Philip Glass’s vision of hell has Orpheus and Eurydice being grilled about their love life by judges holding tea cups. It looks a lot like marriage counseling.

This probably wasn’t the point Glass wanted to get across in Orphée, presented this weekend by the Virginia Opera at George Mason University’s Center for the Arts. Glass wrote the 1993 opera as a tribute to his late wife Candy Jennings. But the story comes from Jean Cocteau’s film Orphée, one of many adaptations of the Greek myth, along with Gluck’s Orfeo ed Euridice and Marcel Camus’s Orfeu Negro, which placed the doomed pair in Rio during Carnaval. (Oh, and let’s not forget the Bible.) Cocteau’s script—-slightly abridged but mostly unchanged—-serves as the libretto. There are no arias, only dialogue in song form. Thus Orphée the opera feels less like an opera and more like a movie set to music.

This works well for the Virginia Opera, which puts on an enjoyably peculiar production. The last time the company swung through Fairfax, it bit off more than it could chew, with an underwhelming take on the larger-than-life Aida. Glass’ simple, two-act opera is better suited to the company’s strengths. The orchestration and staging are nice, nothing fancy—-one might even say minimalist. But we know the shaggy-haired maestro hates that word, so we’ll go with Glass’ preferred term: “music with repetitive structures.”

The music is certainly repetitive, though not atonal and easier on the the ears than Glass’ earlier operas; think his film scores for The Illusionist and The Fog of War more than Einstein on the Beach. It cycles through four basic chords in a manner that is supposed to be meditative, I guess, but instead evokes a feeling of confusion. Which is appropriate for a story that is often confusing: What’s with the radio? Why is Death wearing a fur coat and camisole? How does a poet afford such a swank apartment?

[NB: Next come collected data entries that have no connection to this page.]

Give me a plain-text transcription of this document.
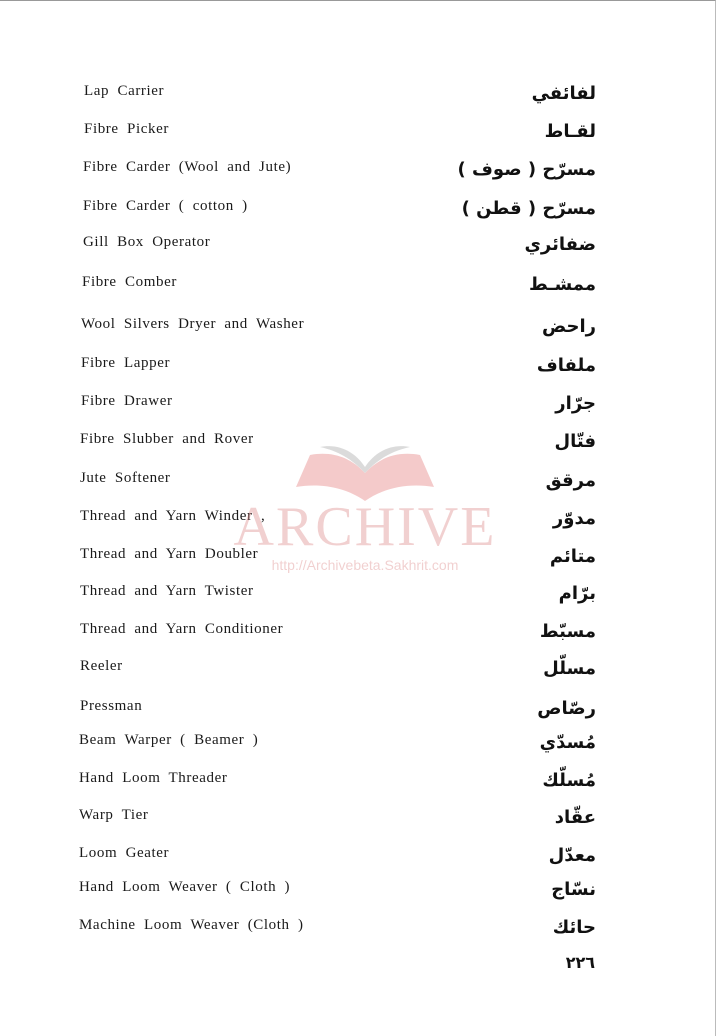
Lap Carrier	لفائفي
Fibre Picker	لقـاط
Fibre Carder (Wool and Jute)	مسرّح ( صوف )
Fibre Carder ( cotton )	مسرّح ( قطن )
Gill Box Operator	ضفائري
Fibre Comber	ممشـط
Wool Silvers Dryer and Washer	راحض
Fibre Lapper	ملفاف
Fibre Drawer	جرّار
Fibre Slubber and Rover	فتّال
Jute Softener	مرقق
Thread and Yarn Winder ,	مدوّر
Thread and Yarn Doubler	متائم
Thread and Yarn Twister	برّام
Thread and Yarn Conditioner	مسبّط
Reeler	مسلّل
Pressman	رصّاص
Beam Warper ( Beamer )	مُسدّي
Hand Loom Threader	مُسلّك
Warp Tier	عقّاد
Loom Geater	معدّل
Hand Loom Weaver ( Cloth )	نسّاج
Machine Loom Weaver (Cloth )	حائك
٢٢٦
ARCHIVE
http://Archivebeta.Sakhrit.com
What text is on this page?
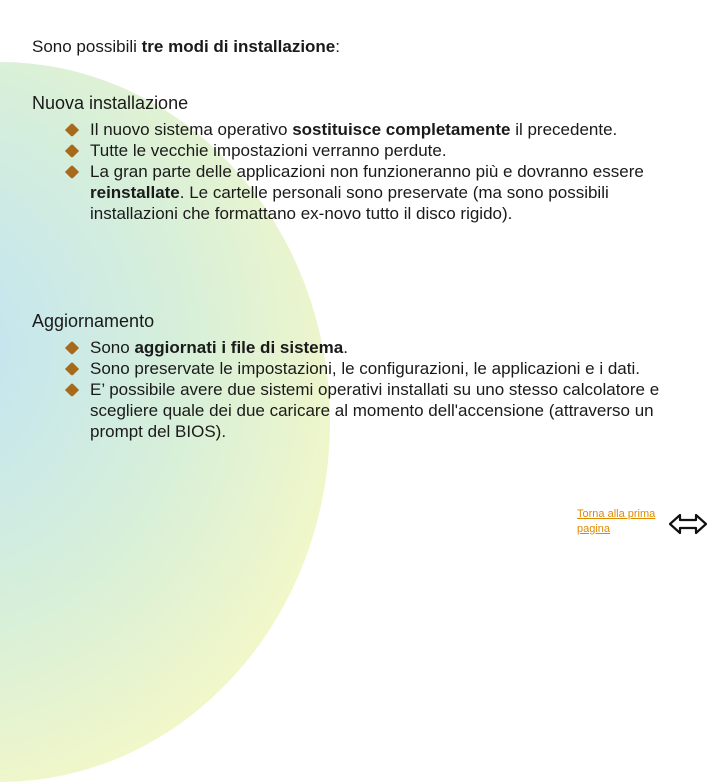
Sono possibili tre modi di installazione:
Nuova installazione
Il nuovo sistema operativo sostituisce completamente il precedente.
Tutte le vecchie impostazioni verranno perdute.
La gran parte delle applicazioni non funzioneranno più e dovranno essere reinstallate. Le cartelle personali sono preservate (ma sono possibili installazioni che formattano ex-novo tutto il disco rigido).
Aggiornamento
Sono aggiornati i file di sistema.
Sono preservate le impostazioni, le configurazioni, le applicazioni e i dati.
E’ possibile avere due sistemi operativi installati su uno stesso calcolatore e scegliere quale dei due caricare al momento dell'accensione (attraverso un prompt del BIOS).
Torna alla prima pagina
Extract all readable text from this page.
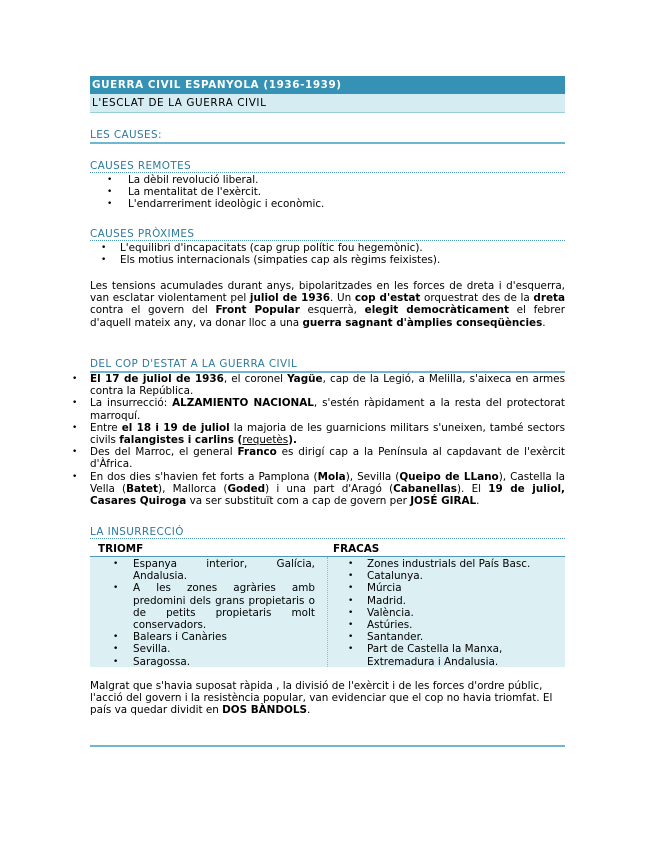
GUERRA CIVIL ESPANYOLA (1936-1939)
L'ESCLAT DE LA GUERRA CIVIL
LES CAUSES:
CAUSES REMOTES
• La dèbil revolució liberal.
• La mentalitat de l'exèrcit.
• L'endarreriment ideològic i econòmic.
CAUSES PRÒXIMES
• L'equilibri d'incapacitats (cap grup polític fou hegemònic).
• Els motius internacionals (simpaties cap als règims feixistes).

Les tensions acumulades durant anys, bipolaritzades en les forces de dreta i d'esquerra, van esclatar violentament pel juliol de 1936. Un cop d'estat orquestrat des de la dreta contra el govern del Front Popular esquerrà, elegit democràticament el febrer d'aquell mateix any, va donar lloc a una guerra sagnant d'àmplies conseqüències.

DEL COP D'ESTAT A LA GUERRA CIVIL
• El 17 de juliol de 1936, el coronel Yagüe, cap de la Legió, a Melilla, s'aixeca en armes contra la República.
• La insurrecció: ALZAMIENTO NACIONAL, s'estén ràpidament a la resta del protectorat marroquí.
• Entre el 18 i 19 de juliol la majoria de les guarnicions militars s'uneixen, també sectors civils falangistes i carlins (requetès).
• Des del Marroc, el general Franco es dirigí cap a la Península al capdavant de l'exèrcit d'Àfrica.
• En dos dies s'havien fet forts a Pamplona (Mola), Sevilla (Queipo de LLano), Castella la Vella (Batet), Mallorca (Goded) i una part d'Aragó (Cabanellas). El 19 de juliol, Casares Quiroga va ser substituït com a cap de govern per JOSÉ GIRAL.
LA INSURRECCIÓ
TRIOMF	FRACAS
• Espanya interior, Galícia, Andalusia.
• A les zones agràries amb predomini dels grans propietaris o de petits propietaris molt conservadors.
• Balears i Canàries
• Sevilla.
• Saragossa.
• Zones industrials del País Basc.
• Catalunya.
• Múrcia
• Madrid.
• València.
• Astúries.
• Santander.
• Part de Castella la Manxa, Extremadura i Andalusia.

Malgrat que s'havia suposat ràpida , la divisió de l'exèrcit i de les forces d'ordre públic, l'acció del govern i la resistència popular, van evidenciar que el cop no havia triomfat. El país va quedar dividit en DOS BÀNDOLS.
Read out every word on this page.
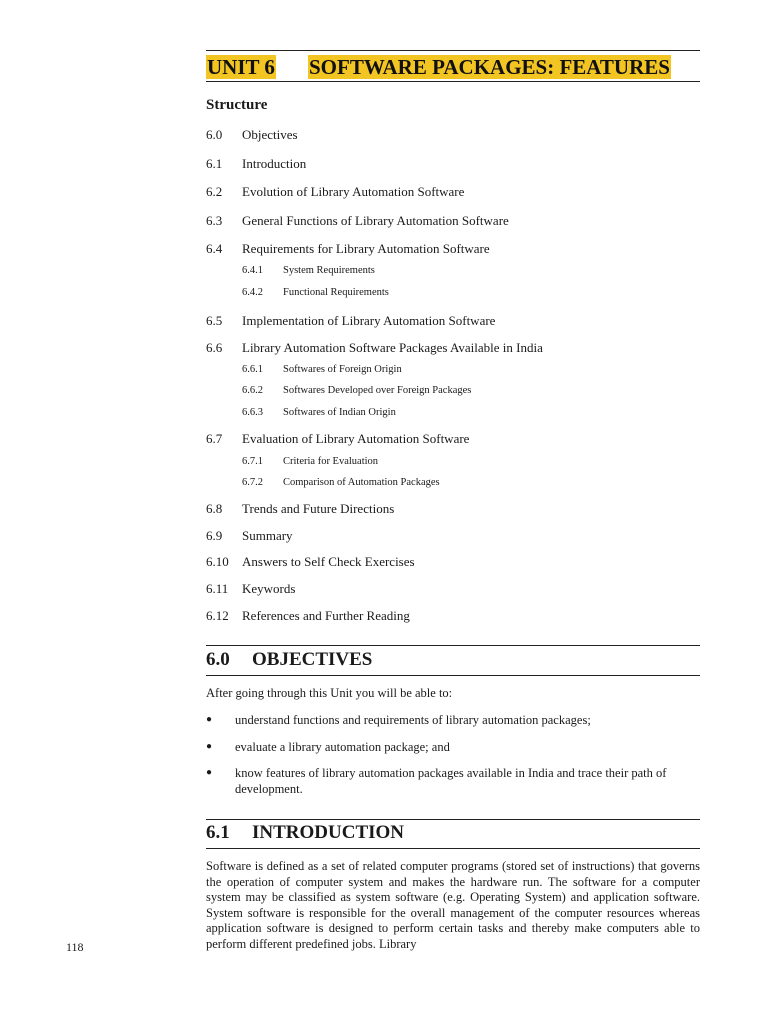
UNIT 6 SOFTWARE PACKAGES: FEATURES
Structure
6.0 Objectives
6.1 Introduction
6.2 Evolution of Library Automation Software
6.3 General Functions of Library Automation Software
6.4 Requirements for Library Automation Software
6.4.1 System Requirements
6.4.2 Functional Requirements
6.5 Implementation of Library Automation Software
6.6 Library Automation Software Packages Available in India
6.6.1 Softwares of Foreign Origin
6.6.2 Softwares Developed over Foreign Packages
6.6.3 Softwares of Indian Origin
6.7 Evaluation of Library Automation Software
6.7.1 Criteria for Evaluation
6.7.2 Comparison of Automation Packages
6.8 Trends and Future Directions
6.9 Summary
6.10 Answers to Self Check Exercises
6.11 Keywords
6.12 References and Further Reading
6.0 OBJECTIVES
After going through this Unit you will be able to:
● understand functions and requirements of library automation packages;
● evaluate a library automation package; and
● know features of library automation packages available in India and trace their path of development.
6.1 INTRODUCTION
Software is defined as a set of related computer programs (stored set of instructions) that governs the operation of computer system and makes the hardware run. The software for a computer system may be classified as system software (e.g. Operating System) and application software. System software is responsible for the overall management of the computer resources whereas application software is designed to perform certain tasks and thereby make computers able to perform different predefined jobs. Library
118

That poet is Orphée, French for Orpheus, who lives with his wife Eurydice in what looks like a loft condominium they furnished with beige everything sometime in the 1970s. He’s hosting a poetry reading there when a younger poet, Cégeste, is hit by a motorcycle and dies, only to be brought back to life by his patron, “the Princess.” Orphée is a little freaked out but also becomes infatuated with the mystery woman, who turns out to be, surprise, Death herself. Death’s valet, Heurtebise, gives Orphée a radio. He listens to it obsessively to the neglect of his wife, until she dies in—-you guessed it—-a motorcycle hit-and-run. Orphée then has to follow Heurtebise into the underworld, where things start to get weird.

Orphée could be interpreted any number of ways, most obviously as an allegory for artistic immortality and artists’ willingness to sacrifice everything to achieve it. But it doesn’t come across as autobiographical. The mood is light enough to suggest that Glass and Cocteau are not blind to the sillier pretensions of the world they inhabit. In one early exchange, Orphée’s editor presents him with Princess’ arts journal: “The pages are blank.” “It’s called Nudism.” “That’s ridiculous.”

Director Sam Helfrich keeps things light, even trippy. Body doubles wander eerily across both sides of the stage, reflections in the mirrors that serve as portals between this life and the next. Indeed, baritone Matthew Worth, as Orphée, appears to be in a half-daze for much of the opera. But his stout voice, matched by soprano Heather Buck as Princess Death, does the music justice. Others leave something to be desired—-soprano Sara Jakubiak’s Eurydice could be less shrill; tenor Jeffrey Lentz’s Heurtebise could try not to sound like he has peanut butter stuck in his mouth. Mezzo-soprano Marta Wryk is great in the supporting role of Eurydice’s friend Aglaonice.

Orphée isn’t like most operas, and many in the audience Friday didn’t seem to quite know what to make of it. It’s based on a movie, but why should that be strange? Most operas are, after all, adaptations of some older novel or play. It makes sense that modern opera would pull from a rich trove of 20th century film. What might be next? Just think of the straight-to-YouTube lip dubs and Rebecca Black music videos that will serve as our next generation’s operatic muses.